Mayoritas ulama (selain Malikiyah) mewajibkan zakat atas piutang seperti ini. Zakatnya adalah 2,5% dari nilai obligasi setiap tahun, atau bisa pula dikeluarkan dari hasil investasinya seperti zakat pertanian: 10% dari laba bersih.
Dua Metode Zakat Saham
Dalam praktik zakat saham, Syekh Wahbah menyebutkan dua pendekatan:
- Jika pemilik saham dianggap sebagai pedagang: zakatnya 2,5% dari total nilai pasar dan keuntungan saham.

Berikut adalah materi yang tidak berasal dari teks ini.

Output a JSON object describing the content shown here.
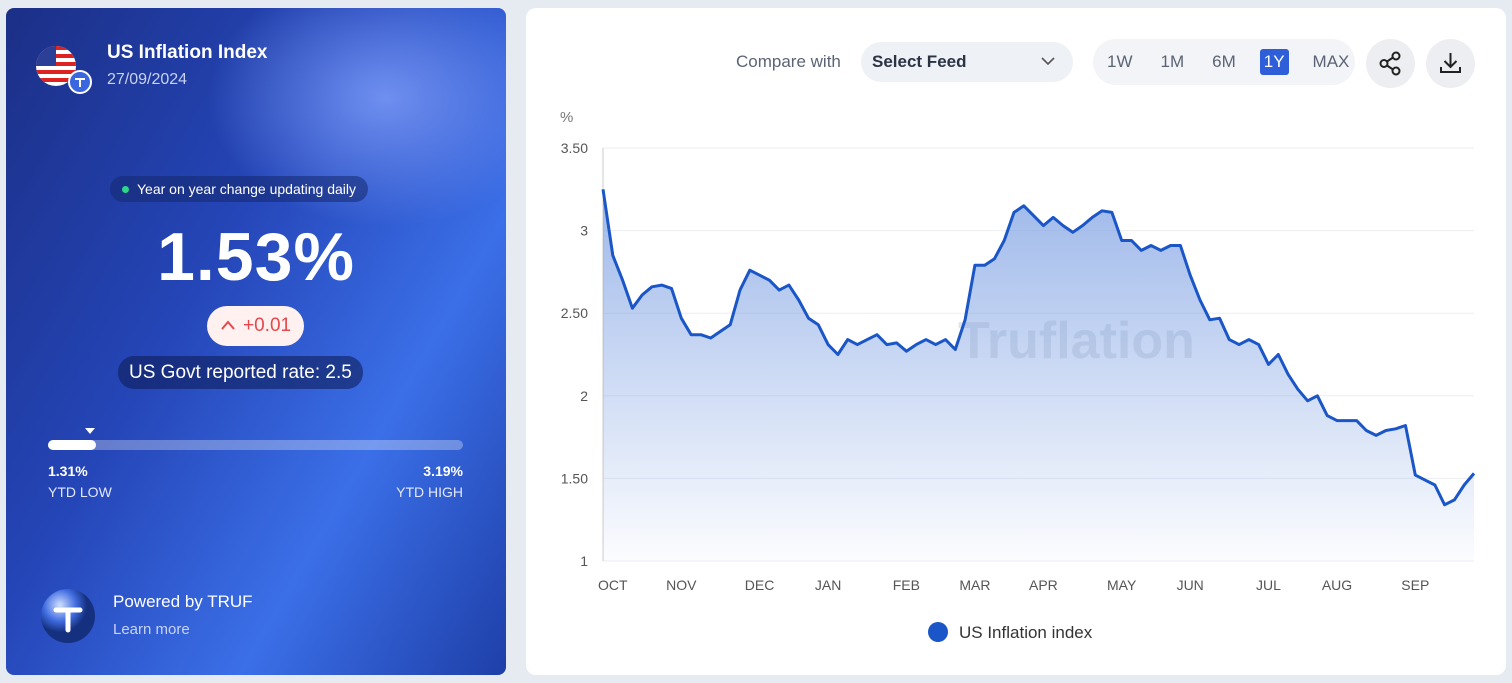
{
  "header": {
    "title": "US Inflation Index",
    "date": "27/09/2024"
  },
  "status": "Year on year change updating daily",
  "current_value": "1.53%",
  "change": "+0.01",
  "govt_rate": "US Govt reported rate: 2.5",
  "ytd": {
    "low": "1.31%",
    "low_label": "YTD LOW",
    "high": "3.19%",
    "high_label": "YTD HIGH"
  },
  "footer": {
    "powered": "Powered by TRUF",
    "link": "Learn more"
  },
  "controls": {
    "compare_label": "Compare with",
    "feed_select": "Select Feed",
    "periods": [
      "1W",
      "1M",
      "6M",
      "1Y",
      "MAX"
    ],
    "active_period": 3
  },
  "watermark": "Truflation",
  "chart_data": {
    "type": "line",
    "y_label": "%",
    "categories": [
      null,
      "OCT",
      null,
      null,
      null,
      null,
      null,
      null,
      "NOV",
      null,
      null,
      null,
      null,
      null,
      null,
      null,
      "DEC",
      null,
      null,
      null,
      null,
      null,
      null,
      "JAN",
      null,
      null,
      null,
      null,
      null,
      null,
      null,
      "FEB",
      null,
      null,
      null,
      null,
      null,
      null,
      "MAR",
      null,
      null,
      null,
      null,
      null,
      null,
      "APR",
      null,
      null,
      null,
      null,
      null,
      null,
      null,
      "MAY",
      null,
      null,
      null,
      null,
      null,
      null,
      "JUN",
      null,
      null,
      null,
      null,
      null,
      null,
      null,
      "JUL",
      null,
      null,
      null,
      null,
      null,
      null,
      "AUG",
      null,
      null,
      null,
      null,
      null,
      null,
      null,
      "SEP",
      null,
      null,
      null,
      null,
      null,
      null
    ],
    "series": [
      {
        "name": "US Inflation index",
        "color": "#1a56c8",
        "values": [
          3.25,
          2.85,
          2.7,
          2.53,
          2.61,
          2.66,
          2.67,
          2.65,
          2.47,
          2.37,
          2.37,
          2.35,
          2.39,
          2.43,
          2.64,
          2.76,
          2.73,
          2.7,
          2.64,
          2.67,
          2.58,
          2.47,
          2.43,
          2.31,
          2.25,
          2.34,
          2.31,
          2.34,
          2.37,
          2.31,
          2.32,
          2.27,
          2.31,
          2.34,
          2.31,
          2.34,
          2.28,
          2.46,
          2.79,
          2.79,
          2.83,
          2.94,
          3.11,
          3.15,
          3.09,
          3.03,
          3.08,
          3.03,
          2.99,
          3.03,
          3.08,
          3.12,
          3.11,
          2.94,
          2.94,
          2.88,
          2.91,
          2.88,
          2.91,
          2.91,
          2.73,
          2.58,
          2.46,
          2.47,
          2.34,
          2.31,
          2.34,
          2.31,
          2.19,
          2.25,
          2.13,
          2.04,
          1.97,
          2.0,
          1.88,
          1.85,
          1.85,
          1.85,
          1.79,
          1.76,
          1.79,
          1.8,
          1.82,
          1.52,
          1.49,
          1.46,
          1.34,
          1.37,
          1.46,
          1.53
        ]
      }
    ],
    "ylim": [
      1,
      3.5
    ],
    "yticks": [
      1,
      {
        "value": 1.5,
        "label": "1.50"
      },
      2,
      {
        "value": 2.5,
        "label": "2.50"
      },
      3,
      {
        "value": 3.5,
        "label": "3.50"
      }
    ],
    "grid": true,
    "legend": "bottom"
  }
}
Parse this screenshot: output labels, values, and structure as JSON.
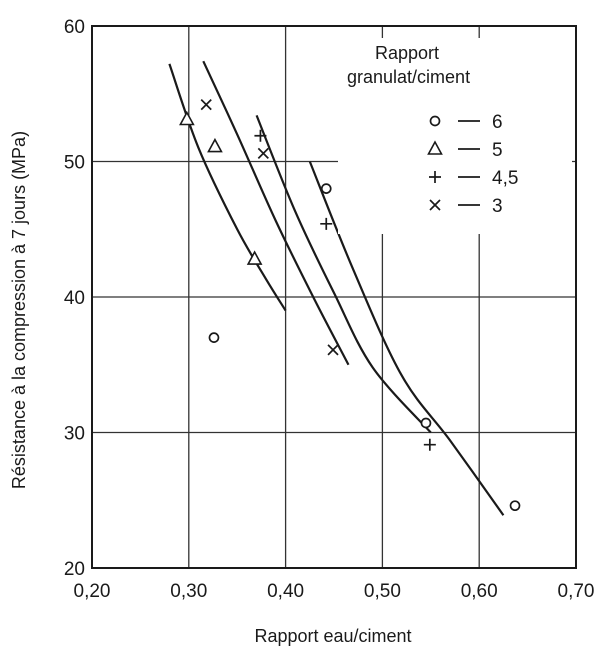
{
  "chart_data": {
    "type": "scatter",
    "title": "",
    "xlabel": "Rapport eau/ciment",
    "ylabel": "Résistance à la compression à 7 jours (MPa)",
    "xlim": [
      0.2,
      0.7
    ],
    "ylim": [
      20,
      60
    ],
    "xticks": [
      "0,20",
      "0,30",
      "0,40",
      "0,50",
      "0,60",
      "0,70"
    ],
    "yticks": [
      "20",
      "30",
      "40",
      "50",
      "60"
    ],
    "xtick_values": [
      0.2,
      0.3,
      0.4,
      0.5,
      0.6,
      0.7
    ],
    "ytick_values": [
      20,
      30,
      40,
      50,
      60
    ],
    "grid": true,
    "legend": {
      "title_line1": "Rapport",
      "title_line2": "granulat/ciment",
      "placement": "top-right"
    },
    "series": [
      {
        "label": "6",
        "marker": "circle",
        "points": [
          [
            0.326,
            37.0
          ],
          [
            0.442,
            48.0
          ],
          [
            0.545,
            30.7
          ],
          [
            0.637,
            24.6
          ]
        ],
        "curve": [
          [
            0.425,
            50.0
          ],
          [
            0.47,
            42.0
          ],
          [
            0.52,
            34.2
          ],
          [
            0.57,
            29.4
          ],
          [
            0.625,
            23.9
          ]
        ]
      },
      {
        "label": "5",
        "marker": "triangle",
        "points": [
          [
            0.298,
            53.1
          ],
          [
            0.327,
            51.1
          ],
          [
            0.368,
            42.8
          ]
        ],
        "curve": [
          [
            0.28,
            57.2
          ],
          [
            0.31,
            51.0
          ],
          [
            0.35,
            45.0
          ],
          [
            0.38,
            41.3
          ],
          [
            0.4,
            39.0
          ]
        ]
      },
      {
        "label": "4,5",
        "marker": "plus",
        "points": [
          [
            0.374,
            51.9
          ],
          [
            0.442,
            45.4
          ],
          [
            0.549,
            29.1
          ]
        ],
        "curve": [
          [
            0.37,
            53.4
          ],
          [
            0.41,
            46.3
          ],
          [
            0.45,
            40.3
          ],
          [
            0.49,
            34.8
          ],
          [
            0.55,
            30.0
          ]
        ]
      },
      {
        "label": "3",
        "marker": "cross",
        "points": [
          [
            0.318,
            54.2
          ],
          [
            0.377,
            50.6
          ],
          [
            0.449,
            36.1
          ]
        ],
        "curve": [
          [
            0.315,
            57.4
          ],
          [
            0.35,
            52.0
          ],
          [
            0.39,
            45.6
          ],
          [
            0.43,
            39.8
          ],
          [
            0.465,
            35.0
          ]
        ]
      }
    ]
  }
}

- Jika perusahaan dianggap sebagai produsen: zakat bisa ditunaikan 10% dari laba bersih, mengqiyaskan dengan hasil pertanian yang berkembang secara otomatis.
Penutup
Perubahan bentuk harta tidak mengubah prinsip zakat dalam Islam. Uang kertas, saham, dan obligasi adalah bagian dari kekayaan modern yang tetap wajib dizakatkan. Menunaikan zakat bukan hanya kewajiban ibadah, tapi juga bentuk keadilan sosial dan pembersihan harta.
Sebagaimana ditegaskan oleh Syekh Wahbah Az-Zuhaili dalam Fiqhul Islami wa Adillatuhu, zakat atas jenis harta ini tidak bisa diabaikan. Kewajiban ini harus tetap dijaga sebagai bentuk ketaatan kepada Allah dan tanggung jawab sosial terhadap umat.